MARTIRANO, COSI NON VA.

Inizio di stagione non proprio esaltante per il Martirano che dopo due giornate porta a casa un solo punto, frutto della sconfitta di domenica 3 novembre sul campo del San Pietro Lametino ( 1-0) e del 2 a 2 interno contro il Falerna (doppietta F. Vescio) dell’altro ieri.
Il risultato negativo riportato nella prima di campionato ha lasciato un po’ di amaro in bocca e probabilmente, considerando la buona prova, le aquile avrebbero meritato almeno il pareggio. Diverso il discorso per quanto riguarda il pareggio interno della seconda giornata, frutto di una prestazione deludente da parte dei padroni di casa che, in collaborazione con il Falerna, hanno dato vita a un incontro tutt’altro che memorabile. Poche cose positive sono emerse, e tra queste sicuramente la reazione, anche se poco lucida e ragionata, che ha portato le aquile sul 2 a 1 ribaltando, nelle battute iniziali del secondo tempo, lo 0-1 su cui si era chiusa la prima frazione di gioco. Gli altri elementi incoraggianti sono stati la vena realizzativa rimasta intatta di F. Vescio e la conferma della crescita di Roperti al centro della difesa, elementi che saranno determinanti durante la stagione.

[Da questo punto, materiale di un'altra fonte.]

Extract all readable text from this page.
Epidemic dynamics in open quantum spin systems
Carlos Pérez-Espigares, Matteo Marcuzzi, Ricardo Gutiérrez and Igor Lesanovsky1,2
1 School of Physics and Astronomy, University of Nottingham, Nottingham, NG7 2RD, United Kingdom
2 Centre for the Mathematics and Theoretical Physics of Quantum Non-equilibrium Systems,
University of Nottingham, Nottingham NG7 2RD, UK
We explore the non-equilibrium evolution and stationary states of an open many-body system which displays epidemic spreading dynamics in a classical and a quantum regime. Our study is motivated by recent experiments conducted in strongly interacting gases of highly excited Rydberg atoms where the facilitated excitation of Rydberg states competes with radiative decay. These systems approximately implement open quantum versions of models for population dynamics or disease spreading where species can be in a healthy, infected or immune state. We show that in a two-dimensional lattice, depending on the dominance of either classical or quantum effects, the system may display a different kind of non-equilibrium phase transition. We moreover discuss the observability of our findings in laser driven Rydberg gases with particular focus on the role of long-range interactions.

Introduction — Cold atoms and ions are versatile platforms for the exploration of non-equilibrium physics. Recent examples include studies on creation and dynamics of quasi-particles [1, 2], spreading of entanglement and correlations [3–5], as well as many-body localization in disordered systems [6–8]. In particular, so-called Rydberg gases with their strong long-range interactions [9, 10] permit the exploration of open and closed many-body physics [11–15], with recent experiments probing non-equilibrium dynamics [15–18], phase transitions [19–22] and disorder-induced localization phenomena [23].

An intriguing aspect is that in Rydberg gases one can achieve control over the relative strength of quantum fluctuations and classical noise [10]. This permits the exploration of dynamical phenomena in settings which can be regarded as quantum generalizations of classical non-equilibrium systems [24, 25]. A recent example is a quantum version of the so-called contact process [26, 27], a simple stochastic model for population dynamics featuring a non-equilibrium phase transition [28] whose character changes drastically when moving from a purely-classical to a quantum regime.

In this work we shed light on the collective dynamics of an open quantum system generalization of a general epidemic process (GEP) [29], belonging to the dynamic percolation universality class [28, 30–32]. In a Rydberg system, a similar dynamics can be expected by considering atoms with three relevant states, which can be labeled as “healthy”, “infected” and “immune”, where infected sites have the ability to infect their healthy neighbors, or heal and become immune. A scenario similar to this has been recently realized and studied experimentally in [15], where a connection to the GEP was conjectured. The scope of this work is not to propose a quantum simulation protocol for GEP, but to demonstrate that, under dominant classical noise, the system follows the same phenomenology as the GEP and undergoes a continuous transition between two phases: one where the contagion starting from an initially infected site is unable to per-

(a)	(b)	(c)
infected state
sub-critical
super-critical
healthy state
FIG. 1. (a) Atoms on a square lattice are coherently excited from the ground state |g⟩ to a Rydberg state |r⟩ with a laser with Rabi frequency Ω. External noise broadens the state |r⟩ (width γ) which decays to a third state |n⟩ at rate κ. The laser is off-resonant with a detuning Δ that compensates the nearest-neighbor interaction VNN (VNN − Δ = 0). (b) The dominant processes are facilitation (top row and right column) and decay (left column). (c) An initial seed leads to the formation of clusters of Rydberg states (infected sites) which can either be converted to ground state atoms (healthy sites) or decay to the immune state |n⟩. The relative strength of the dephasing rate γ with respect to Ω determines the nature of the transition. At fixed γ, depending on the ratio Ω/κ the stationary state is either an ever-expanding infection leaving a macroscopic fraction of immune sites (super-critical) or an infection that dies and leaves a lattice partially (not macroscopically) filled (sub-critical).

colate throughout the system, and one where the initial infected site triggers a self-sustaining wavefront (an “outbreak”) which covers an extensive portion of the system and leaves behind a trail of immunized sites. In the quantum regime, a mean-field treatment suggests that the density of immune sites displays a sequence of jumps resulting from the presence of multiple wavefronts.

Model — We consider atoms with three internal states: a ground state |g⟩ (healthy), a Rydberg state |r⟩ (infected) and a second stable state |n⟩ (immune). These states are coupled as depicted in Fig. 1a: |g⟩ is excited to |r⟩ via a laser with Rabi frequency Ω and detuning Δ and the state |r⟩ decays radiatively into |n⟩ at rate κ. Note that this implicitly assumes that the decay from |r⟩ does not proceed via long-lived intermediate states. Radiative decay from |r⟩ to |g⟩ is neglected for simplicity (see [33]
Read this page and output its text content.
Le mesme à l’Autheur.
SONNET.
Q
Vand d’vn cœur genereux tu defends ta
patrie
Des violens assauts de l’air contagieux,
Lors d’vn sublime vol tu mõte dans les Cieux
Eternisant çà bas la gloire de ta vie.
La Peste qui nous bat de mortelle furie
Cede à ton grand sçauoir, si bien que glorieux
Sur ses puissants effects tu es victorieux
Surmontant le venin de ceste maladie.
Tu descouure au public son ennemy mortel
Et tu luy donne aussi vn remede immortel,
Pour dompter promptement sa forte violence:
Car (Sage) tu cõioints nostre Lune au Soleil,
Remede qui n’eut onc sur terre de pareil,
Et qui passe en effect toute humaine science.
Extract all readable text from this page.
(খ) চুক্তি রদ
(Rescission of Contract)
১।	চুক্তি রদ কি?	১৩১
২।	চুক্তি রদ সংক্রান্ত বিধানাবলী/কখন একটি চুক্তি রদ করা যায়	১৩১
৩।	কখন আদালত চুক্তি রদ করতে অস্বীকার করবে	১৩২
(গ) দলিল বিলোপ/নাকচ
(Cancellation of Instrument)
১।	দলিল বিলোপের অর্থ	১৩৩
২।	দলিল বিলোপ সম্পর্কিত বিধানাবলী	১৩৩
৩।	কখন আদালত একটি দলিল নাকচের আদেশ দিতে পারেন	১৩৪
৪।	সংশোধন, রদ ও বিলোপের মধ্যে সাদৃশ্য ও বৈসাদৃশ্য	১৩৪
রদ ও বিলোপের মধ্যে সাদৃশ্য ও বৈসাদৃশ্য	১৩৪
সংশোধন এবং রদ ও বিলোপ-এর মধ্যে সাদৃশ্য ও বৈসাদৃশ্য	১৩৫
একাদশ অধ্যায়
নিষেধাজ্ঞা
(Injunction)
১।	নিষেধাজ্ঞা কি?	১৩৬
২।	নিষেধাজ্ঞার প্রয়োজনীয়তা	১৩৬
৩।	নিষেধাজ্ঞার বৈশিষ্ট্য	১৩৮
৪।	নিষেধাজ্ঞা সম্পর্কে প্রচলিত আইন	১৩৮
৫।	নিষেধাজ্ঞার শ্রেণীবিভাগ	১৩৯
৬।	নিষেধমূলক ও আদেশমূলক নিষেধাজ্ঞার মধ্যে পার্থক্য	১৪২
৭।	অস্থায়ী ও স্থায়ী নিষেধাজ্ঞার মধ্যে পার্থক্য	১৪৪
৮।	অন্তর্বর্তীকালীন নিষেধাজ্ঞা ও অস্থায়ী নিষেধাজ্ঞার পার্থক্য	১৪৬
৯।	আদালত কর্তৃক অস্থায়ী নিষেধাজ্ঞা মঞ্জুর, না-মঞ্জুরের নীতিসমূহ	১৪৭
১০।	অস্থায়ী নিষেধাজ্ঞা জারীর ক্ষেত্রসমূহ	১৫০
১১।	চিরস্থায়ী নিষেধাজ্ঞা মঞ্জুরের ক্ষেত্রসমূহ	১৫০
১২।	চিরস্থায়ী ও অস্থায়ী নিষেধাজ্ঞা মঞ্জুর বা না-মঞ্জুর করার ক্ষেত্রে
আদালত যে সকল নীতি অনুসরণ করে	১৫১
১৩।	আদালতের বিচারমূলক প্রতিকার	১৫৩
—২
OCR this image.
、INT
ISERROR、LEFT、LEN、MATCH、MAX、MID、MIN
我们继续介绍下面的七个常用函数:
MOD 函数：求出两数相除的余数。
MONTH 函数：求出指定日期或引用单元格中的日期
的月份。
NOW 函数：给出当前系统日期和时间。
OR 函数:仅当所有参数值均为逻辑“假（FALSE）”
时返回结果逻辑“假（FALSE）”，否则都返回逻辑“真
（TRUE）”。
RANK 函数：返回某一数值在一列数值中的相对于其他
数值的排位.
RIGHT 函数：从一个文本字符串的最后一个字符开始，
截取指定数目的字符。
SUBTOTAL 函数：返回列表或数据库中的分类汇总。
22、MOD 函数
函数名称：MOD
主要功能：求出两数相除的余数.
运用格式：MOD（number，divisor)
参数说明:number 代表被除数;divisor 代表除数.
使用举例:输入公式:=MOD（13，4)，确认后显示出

Le dolenti note invece non mancano. Su tutte emerge lo stato di forma di alcuni giocatori, apparsi molto lontani da una condizione fisica accettabile. Inoltre ancora una volta, e purtroppo non è la prima volta che lo diciamo, abbiamo assistito all’inutile serie di frenetici e inconcludenti lanci lunghi. In terza categoria non si può pretendere il tiki taka, siamo d’accordo, ma non è chiedere la luna invocare due passaggi di fila o un appoggio frutto di un minimo di razionalità. Giocare in questo modo produce solo effetti negativi, la squadra finisce per allungarsi, si perde quel minimo di logica in campo e si dà l’impressione di giocare a “casaccio”, senza avere l’idea di cosa si stia facendo. Contro il Falerna l’impressione era proprio questa, al punto che la squadra non sembrava essere al quarto campionato di fila, sembrava piuttosto una squadra alla prima assoluta salvata dalle giocate di un singolo. Questo modo di portare avanti le partite fa si che squadre tutto sommato modeste diano l’impressione di essere più organizzate e più forti. Quindi appare chiaro che adottare questa tattica, se cosi si può chiamare, va a tutto vantaggio degli avversari e finisce per mortificare quello che è il nostro reale valore. Le migliori partite del Martirano in questi anni sono state quelle giocate senza il ricorso ossessivo al lancio lungo. Dimostriamo di saper giocare a pallone! Comunque non è il caso di fare drammi, il campionato è solo all'inizio e c'è tutto il tempo per correggere la rotta.


Pagelle

Mastroianni 5: Poco reattivo in occasione dei due gol.
Russo 5.5: Viene da un brutto infortunio ed è lontano dalla migliore condizione.
Roperti 6.5: Ormai è una colonna imprescindibile di questa squadra. Gioca come un veterano pur essendo giovanissimo e si affida ai trucchi del mestiere come un difensore navigato. I gradi di capitano richiedono una crescita anche dal punto di vista caratteriale e della personalità che non tarderà ad arrivare.
Folino 6: Lo abbiamo già detto, dove non arriva la condizione fisica arrivano l’esperienza e il senso della posizione.
F. Vescio 5.5: Un po’ sottotono.
V. Gallo 5: Un po’ abbandonato a se stesso. Combina poco con quei pochi palloni giocabili che gli arrivano.
Cerqua 5: Tanto dinamismo e tanto disordine. Andrebbe delineata meglio la zona di campo di sua pertinenza e andrebbe disciplinato il suo pressing che spesso crea confusione.
F. Vescio 7.5: Meno male che c’è lui. Con punizione bomba da fuori area e una bella iniziativa personale conquista (purtroppo solo) un punto.
A. Stranges 5: Vicino al gol nel primo tempo ma lontano da una buona condizione fisica.
Tallari 5: Forse fuori posizione. Di sicuro fuori forma.
Coccimiglio 5: Si mangia un gol con il cucchiaio.
Lepore 5: Cerca di trovare la giusta posizione in un centrocampo che fatica a disporsi in campo. E non ci riesce.
Mendicino, Gen. Gallo, Vento S.V.

Marrelli 5.5: Sbaglia la formazione iniziale. Rimedia parzialmente nel secondo tempo.